Soon after it became apparent I would need to travel again to my parents home in Iowa, and in a whirlwind trip I flew out, packed up all the belongings my mom and dad wanted us to keep in our Kentucky family homes before they sold the rest, and then drove over 16 hours straight in a rental truck with a 15 foot bed. Whew!

Getting back to some semblance of normal has been my goal since my return. I woke this morning with a new handbag design buzzing around my mind so I'm glad I've relaxed enough to get the creative juices flowing again.

I have spent the last several days doing my homework for my next Peer Advisory session with Kathleen O'Brien next week. I've done a lot of planning and organization to get my weaving business on the road again with style.

You might be interesting in seeing the work I've done on my Lacetree Weaving web site, which you can see at , which, though not complete, has several events you might be interested in attending. I have a piece in a Gathering Artists collaborative exhibit, called the Red Thread Project, at the Community Arts Center in Danville, KY in October through mid November. And you can come see my new studio and our farm during the Lacetree Weaving Studio Open House and Garden Sale on November 5th and 6th. I hope to have several of the new style handbag available by then. Please check out the News and Events page on my web site for more information.

The summer garden is winding down and I've cleared some of it for winter. Soon the summer garden will be put to bed with either mulch or cover crops. I will write a blog soon on fall and winter gardening and hoop houses, two subjects dear to my heart. It isn't too late to look into planting for fall and winter crops.

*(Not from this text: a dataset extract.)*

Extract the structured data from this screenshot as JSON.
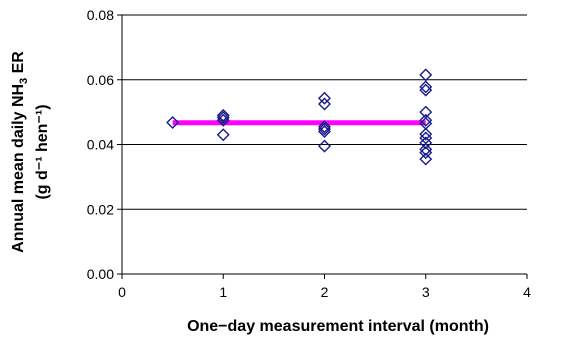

Until then, love and light, Fox

Wednesday, August 24, 2011

Thoughts on weaving, gardening and being Fox

In an effort to bring various aspects of my life together in a more integrated fashion, I am beginning this blog today on my dear husband's birthday.

My weaving studio, Lacetree Weaving, llc, is installed in the new addition to our house and things are moving along nicely. I soon will be finishing up my piece for the Red Thread Project, a Gathering Artists exhibit at the Community Arts Center in Danville in October and November. This blog is part of the homework I've been working on from my session with Kathleen O'Brien, a Peer Advisor with the Kentucky Arts Council. She is helping me put a new face on my company and pointing me in a positive and energetic direction.

The garden is producing well and yesterday netted salsa nicely lined up in pint jars, okra flash frozen in bags and marinated roasted Carmen Italian peppers flash frozen in cupcake shapes to grace our winter dishes. Seedlings in the fall and winter garden are doing well, but take daily care. They are covered with row cover cloth to keep the insect and mammal pests out.

I'll need help from the birthday boy to keep things watered for the next few days as I am attending a spiritual retreat. "Being Fox" or more accurately "being my Self" is my daily goal and this retreat is a break from the day-to-day distractions to help me find out how to better be me.